Yes I agree a D44 rear and a D30 front will carry just as much weight as a rubi, and do just fine. 
As far as your two choices I would get the Sahara and save the $$ from the rubi to get lockers in both sahara axles if you want lockers. I would also get a Jeep with a 6cyl for plowing. A 4cyl will do as a DD but for plowing I would want the extra power of the 6cyl.
How much lift does the Sahara have? You may need to lower it for the plow to lay flat when angled.


----------



## KEC Maintaince

ill call the dealer today and find out how much lift. this opens up a lot more possibilities now so im not as stuck on getting the rubi. 
the sahara are a lot cheaper then the rubi so it will be easier on my wallet also. i really appreciate it thanks ill let you know about the lift.


----------



## KEC Maintaince

Ggg6;1181852 said:


> Yes I agree a D44 rear and a D30 front will carry just as much weight as a rubi, and do just fine.
> As far as your two choices I would get the Sahara and save the $$ from the rubi to get lockers in both sahara axles if you want lockers. I would also get a Jeep with a 6cyl for plowing. A 4cyl will do as a DD but for plowing I would want the extra power of the 6cyl.
> How much lift does the Sahara have? You may need to lower it for the plow to lay flat when angled.


Ggg6
OK heres the latest. a good friend of mine contacted me today with info from one of his good customers. he has a 89 jeep with a plow. engine has been rebuilt 4.2 liter and good trans and everything serviced. he is looking to sell the jeep. dont need it any more. 
its basically a plow truck in great condition. 
it has a 6 1/2 ft western plow with a uni mount (i think) and truck runs great its a carb guy who is sellin jeep took good care of it. 
he wants about 4500 for it with the plow. (my price)
do you think this would be a good jeep to start plowing with???
ill do residential and possibley help some friends out when they ask. i will not be doing any big commercial jobs.
i have about 10 residential and 2 small lots to plow now.
i can knock them out with the blower but with the truck ill be done way faster.i just need something to get sttarted 
i really do not want a hugh car payment .


----------



## yamahagrizzly

imo 4500 for a 89 jeep is way to much unless it is in great shape.

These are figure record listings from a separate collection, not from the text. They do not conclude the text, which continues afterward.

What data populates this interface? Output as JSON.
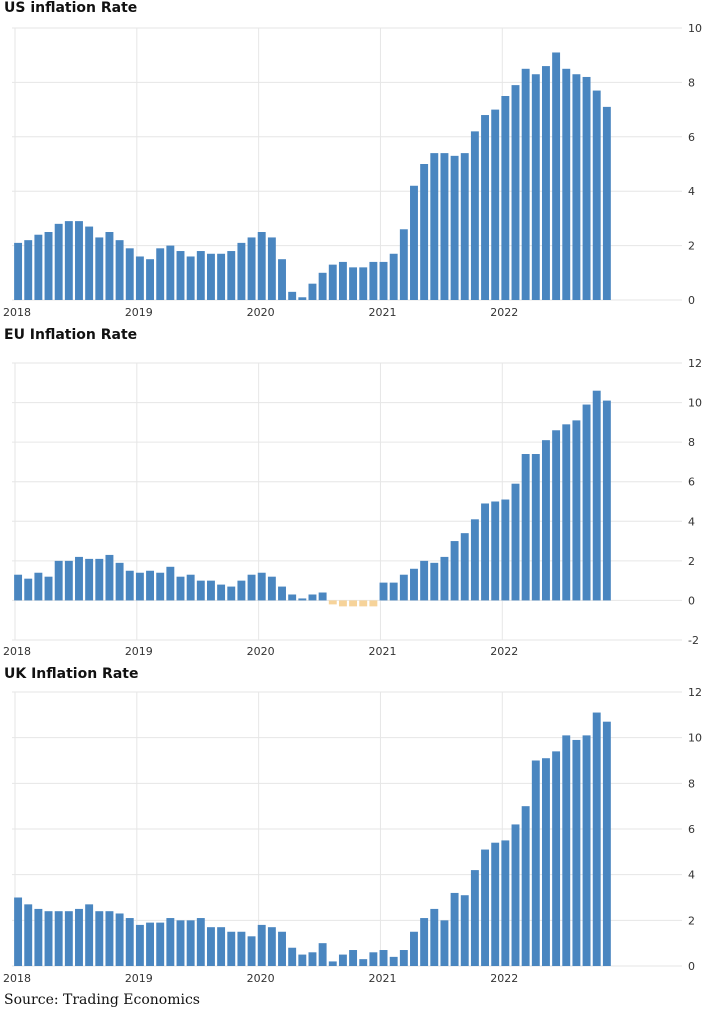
{
  "footer": {
    "source": "Source: Trading Economics"
  },
  "colors": {
    "bar": "#4a86c0",
    "bar_negative": "#f6d39a",
    "grid": "#e6e6e6"
  },
  "chart_data": [
    {
      "type": "bar",
      "title": "US inflation Rate",
      "x_tick_labels": [
        "2018",
        "2019",
        "2020",
        "2021",
        "2022"
      ],
      "categories_start": "2018-01",
      "ylim": [
        0,
        10
      ],
      "y_ticks": [
        0,
        2,
        4,
        6,
        8,
        10
      ],
      "grid": true,
      "values": [
        2.1,
        2.2,
        2.4,
        2.5,
        2.8,
        2.9,
        2.9,
        2.7,
        2.3,
        2.5,
        2.2,
        1.9,
        1.6,
        1.5,
        1.9,
        2.0,
        1.8,
        1.6,
        1.8,
        1.7,
        1.7,
        1.8,
        2.1,
        2.3,
        2.5,
        2.3,
        1.5,
        0.3,
        0.1,
        0.6,
        1.0,
        1.3,
        1.4,
        1.2,
        1.2,
        1.4,
        1.4,
        1.7,
        2.6,
        4.2,
        5.0,
        5.4,
        5.4,
        5.3,
        5.4,
        6.2,
        6.8,
        7.0,
        7.5,
        7.9,
        8.5,
        8.3,
        8.6,
        9.1,
        8.5,
        8.3,
        8.2,
        7.7,
        7.1
      ]
    },
    {
      "type": "bar",
      "title": "EU Inflation Rate",
      "x_tick_labels": [
        "2018",
        "2019",
        "2020",
        "2021",
        "2022"
      ],
      "categories_start": "2018-01",
      "ylim": [
        -2,
        12
      ],
      "y_ticks": [
        -2,
        0,
        2,
        4,
        6,
        8,
        10,
        12
      ],
      "grid": true,
      "values": [
        1.3,
        1.1,
        1.4,
        1.2,
        2.0,
        2.0,
        2.2,
        2.1,
        2.1,
        2.3,
        1.9,
        1.5,
        1.4,
        1.5,
        1.4,
        1.7,
        1.2,
        1.3,
        1.0,
        1.0,
        0.8,
        0.7,
        1.0,
        1.3,
        1.4,
        1.2,
        0.7,
        0.3,
        0.1,
        0.3,
        0.4,
        -0.2,
        -0.3,
        -0.3,
        -0.3,
        -0.3,
        0.9,
        0.9,
        1.3,
        1.6,
        2.0,
        1.9,
        2.2,
        3.0,
        3.4,
        4.1,
        4.9,
        5.0,
        5.1,
        5.9,
        7.4,
        7.4,
        8.1,
        8.6,
        8.9,
        9.1,
        9.9,
        10.6,
        10.1
      ]
    },
    {
      "type": "bar",
      "title": "UK Inflation Rate",
      "x_tick_labels": [
        "2018",
        "2019",
        "2020",
        "2021",
        "2022"
      ],
      "categories_start": "2018-01",
      "ylim": [
        0,
        12
      ],
      "y_ticks": [
        0,
        2,
        4,
        6,
        8,
        10,
        12
      ],
      "grid": true,
      "values": [
        3.0,
        2.7,
        2.5,
        2.4,
        2.4,
        2.4,
        2.5,
        2.7,
        2.4,
        2.4,
        2.3,
        2.1,
        1.8,
        1.9,
        1.9,
        2.1,
        2.0,
        2.0,
        2.1,
        1.7,
        1.7,
        1.5,
        1.5,
        1.3,
        1.8,
        1.7,
        1.5,
        0.8,
        0.5,
        0.6,
        1.0,
        0.2,
        0.5,
        0.7,
        0.3,
        0.6,
        0.7,
        0.4,
        0.7,
        1.5,
        2.1,
        2.5,
        2.0,
        3.2,
        3.1,
        4.2,
        5.1,
        5.4,
        5.5,
        6.2,
        7.0,
        9.0,
        9.1,
        9.4,
        10.1,
        9.9,
        10.1,
        11.1,
        10.7
      ]
    }
  ]
}
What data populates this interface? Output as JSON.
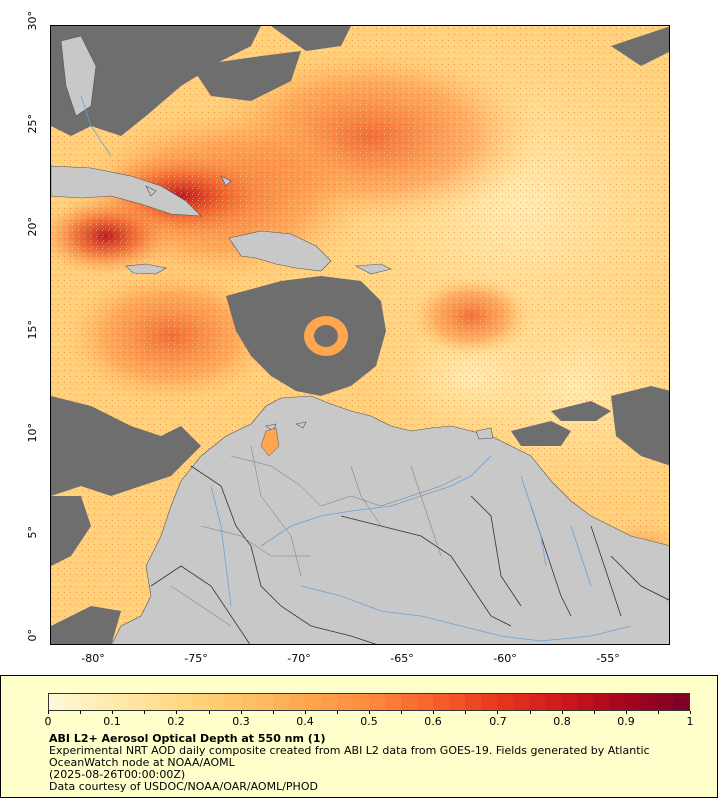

i would first look for rot and rust before i even thought about it. 

locations to check
1- from middle of the back look for large flakes and holes on both sides of the frame
2- near the steering box they usually crack
3- floors
4- winshield frame
5-fenders up near the marker light and down by where it says jeep

if you could get him in the 3700-4000 range it would be a good buy if everything from the list looks good. if not then get it cheaper or walk.


----------



## Ggg6

Nothing wrong with an 89 YJ, but he is a bit high on the asking price. Since it has a carb fuel mileage will be worse than a EFI. Check the frame both around the plow mount, and at the rear where it slopes down from above the axle rearward to the end. The rear area is a common rust area and because of the rear spring perch it is an area that is stressed. It will have a Dana 35c rear axle and a D30 front. I like the older all steel plows more than I like the newer poly blades, call me old school I guess. For doing driveways and tight places I like Jeeps, especially with an automatic trans. As far as the lots I can't say because I can't see them. If you say they are small and know where all the curbs, sewers, speed bumps, etc. are so you can avoid hitting anything hard then sure.


----------



## KEC Maintaince

ill know more tomorrow when i go tak a close look at it.
plow is a steel unit excellant cond. 
pumps are all re built.
plow works flawless. 
the engine has 3000 miles on it or so. fresh motor.
body has 120000
a few guys who are familur with the jeep say its in good shape. 
the owner really took care of it. 
i wil know more tomorrow.
the only problem is you have to warm it up good before driving.


----------



## Ggg6

Maybe needs a carb adjustment.


----------



## KEC Maintaince

could be ill have it checked over if i take it.


----------



## Mems

Check the shock mounts as well as these are prone areas for rust and sometimes cant been seen all that well. Bring a flashlight and a mirror to get the inside scoop. They almost act like cups for water to just set in. I just had mine redone on my old 87 I've been working on. Also, take a look at the front spring to ensure they havent been twisted due to plowing or just plain wear and tear. I


----------



## KEC Maintaince

Thanks for all the info guys i have decided to hold off on buying that vehicle for now. 
89 jeep for 4000 bucks is a lot of money for a 21 yr old truck. 
im going to yake the time to shop around and look at newer jeeps . i dont want to end up putting more money into the jeep then its worth. 
ill continue to snow blow and salt then over the spring and summer pick up one and then get a plow also. 
i might be able to find a better deal on a plow come warmer temps.


----------



## yamahagrizzly

good choice.. unless it was in great and i mean great shape it wasn't worth it. think of it this way a used plow for a jeep is 500-1400 there is no way a 89 less than perfect jeep is worth 2700imo . i would buy a 97 or newer jeep for 4000 and buy a plow over the summer.


----------



## KEC Maintaince

yamahagrizzly;1187231 said:


> good choice.. unless it was in great and i mean great shape it wasn't worth it. think of it this way a used plow for a jeep is 500-1400 there is no way a 89 less than perfect jeep is worth 2700imo . i would buy a 97 or newer jeep for 4000 and buy a plow over the summer.


absoluty correct ill use what i have cut my teeth for the rest of this season and learn from my mistakes.
over the warmer season ill get aquainted with the way i should do things correctly and start building up from there.
ill check on insurance and exactly what i will need to do it successfully. 
ussmileyflag
thanks guys for all your help.


----------